Wisconsin’s federal medical assistance percentage (FMAP) is the percentage of medical assistance expenditures the federal government will fund for the State. The FMAP increased by 6.2 percent in March 2020. DHS reported the State received $517.5 million in additional federal funding in FY 2020-21 as a result of the increased FMAP.
Unemployment insurance (UI) benefit payments of $3.5 billion were reported in the Unemployment Reserve Fund for FY 2020-21. Federal assistance contributed $2.5 billion in aid to fund UI benefits for individuals whose employment was affected by the public health emergency.
We reported three significant deficiencies in internal control related to information technology security at DOA, the Department of Workforce Development (DWD), and UW System. We again found that DOA did not comply with statutes that require it to provide oversight and monitoring of executive branch agency IT operations and adherence to the State of Wisconsin IT Security Policy Handbook and related standards (Finding 2021-001). Although UW System Administration had taken corrective actions as of June 30, 2021, related to our prior recommendations (report 20-29), none of its new information security policies were in effect in FY 2020-21 (Finding 2021-002). Finally, we reported concerns with access controls over computer programs used by DWD to administer the UI program (Finding 2021-004). We report an additional significant deficiency in internal control at DWD related to its use of a predictive analytics model for the UI program (Finding 2021-003). Specifically, we report concerns with DWD’s monitoring of the ongoing accuracy of the model.
We make recommendations to these agencies to address the deficiencies we identified
During our work, we identified five issues that did not meet the requirements for reporting under Government Auditing Standards, but that are matters of interest related to the State’s FY 2020-21 activities.
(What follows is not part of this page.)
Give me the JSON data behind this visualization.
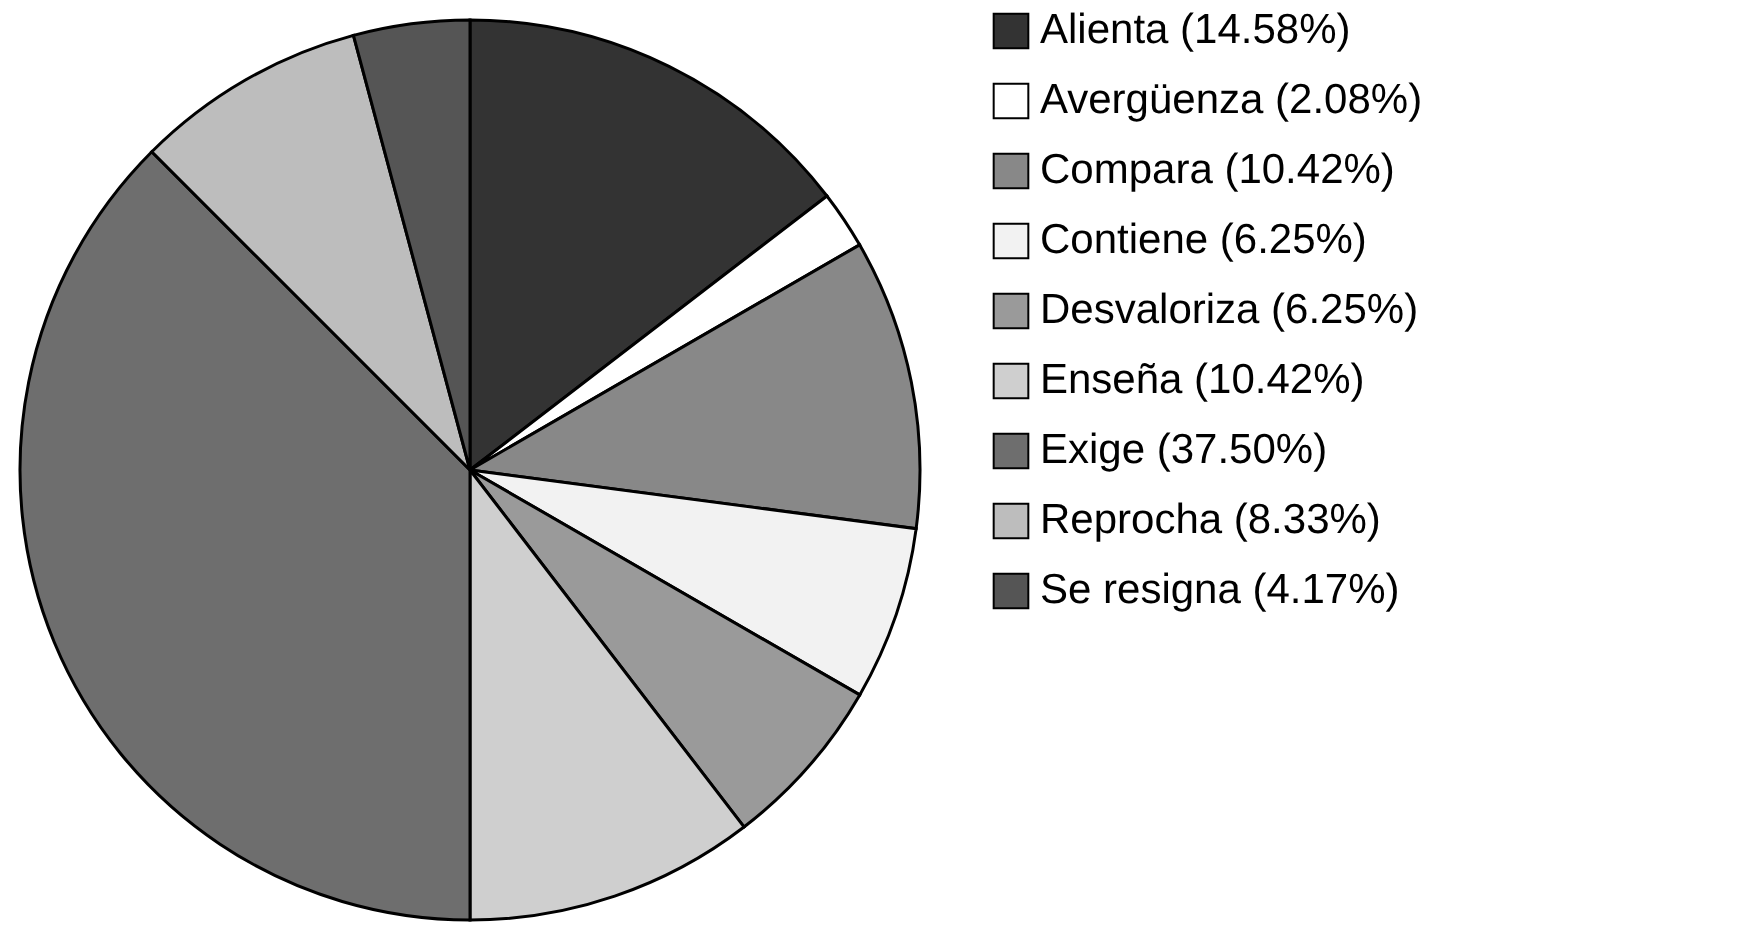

We communicated with the responsible state agencies on these matters, which include:
- a remaining balance as of June 30, 2021, in a clearing appropriation at the Department of Justice and a clearing appropriation at DOA;
- capitation payments made by DHS to managed care organizations in FY 2020-21;
- an insufficient balance in the General Fund interest and penalty account to fully fund certain UI benefit payments estimated by DWD;
- an increasing balance in the health insurance fringe benefit variance account, which DOA is responsible for resolving; and
- inaccurate balances for certain Department of Transportation appropriations in the State’s accounting system.
We recommend that DOA report to the Joint Legislative Audit Committee by April 1, 2022, on the status of its efforts to resolve issues related to clearing appropriation balances. We will follow up on the status of these issues during our FY 2021-22 audit.